To increasing numbers of Americans of all political persuasions, especially moderate conservatives, it has been hard to understand why with increased exposure to Trump more people of their presumed persuasion did not see Trump's primitive facial expressions for what they are. It is here at the breakdown in this psychological calibration that mental dysfunction has replaced political ideology as the relevant variable in American politics. For many Americans the demands of change have become too much and the mind succumbs to dangerous psychological toxins that feel good at the time.

In psychology we have a concept called "testing the limits." When we are assessing the psychological strengths or weaknesses of an individual or a group, we try to ascertain just how strong the psychological tendency we are measuring is. In this case, just how fixed is the American mindset that has so turned away from reality? What, if anything, does Donald Trump have to do before his supporters are convinced that a Donald Trump presidency just might not be a viable solution to their psychological confusion and fear? How disconnected are they from reality? The implications of that question for our future are enormous and extend far beyond November.

I am afraid even with what we have seen to date we have not found an answer to that question. No matter how bizarre the behavior we have seen, the allegiance to Trump does not change significantly. When John McCain criticizes, Donald Trump replies he prefers soldiers who do not get captured when they defend us, and when they die he demeans their grieving mothers who do not speak. And, could her son speak from the grave in her defense, Trump would presumably reply he prefers soldiers who do not get killed.

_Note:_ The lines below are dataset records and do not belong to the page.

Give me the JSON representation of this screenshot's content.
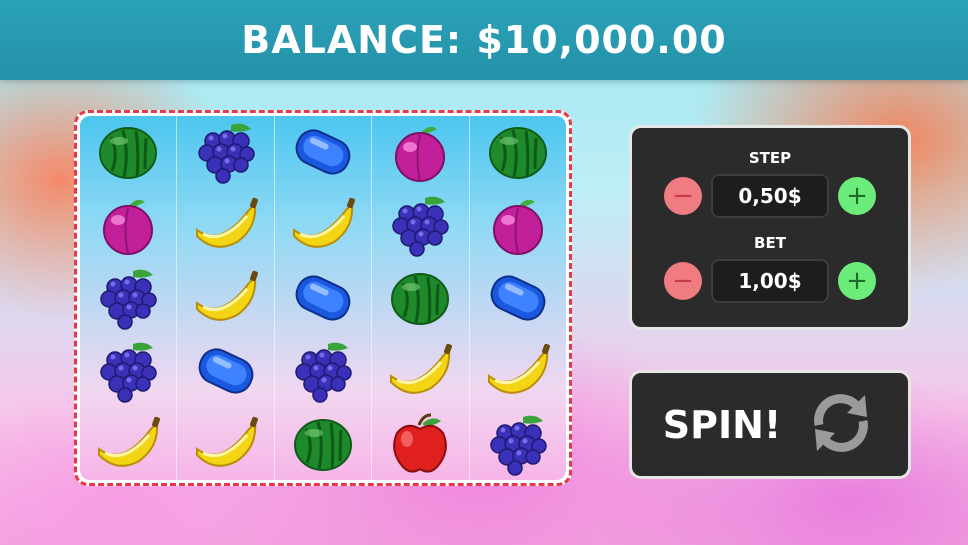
{
  "header": {
    "balance": "BALANCE: $10,000.00"
  },
  "reels": [
    [
      "watermelon",
      "plum",
      "grapes",
      "grapes",
      "banana"
    ],
    [
      "grapes",
      "banana",
      "banana",
      "blue-candy",
      "banana"
    ],
    [
      "blue-candy",
      "banana",
      "blue-candy",
      "grapes",
      "watermelon"
    ],
    [
      "plum",
      "grapes",
      "watermelon",
      "banana",
      "apple"
    ],
    [
      "watermelon",
      "plum",
      "blue-candy",
      "banana",
      "grapes"
    ]
  ],
  "controls": {
    "step_label": "STEP",
    "step_value": "0,50$",
    "bet_label": "BET",
    "bet_value": "1,00$",
    "minus": "−",
    "plus": "+"
  },
  "spin": {
    "label": "SPIN!",
    "icon": "refresh-icon"
  },
  "colors": {
    "header": "#2aa2b8",
    "panel": "#2b2b2b",
    "minus": "#f07b80",
    "plus": "#6cec7a",
    "frame": "#e23a4b"
  }
}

And yet the polls remain close.

So while we are pretty far along in our limit testing, the avoidance of reality continues. At what point do minds repudiate Trump or, more frighteningly, at what point do more join him? We are now a nation with millions of Americans, irrespective of politics and ideology, who are repudiating nothing less than reality itself.

This election is not about the appropriate size of government, fiscal responsibility or taxation, whether to be a hawk or a dove. This is about mental stability and not just Donald Trump's. It is about the state of the American mind. The American mind has been assaulted from many directions for decades and the weakest among us have now turned away from reality.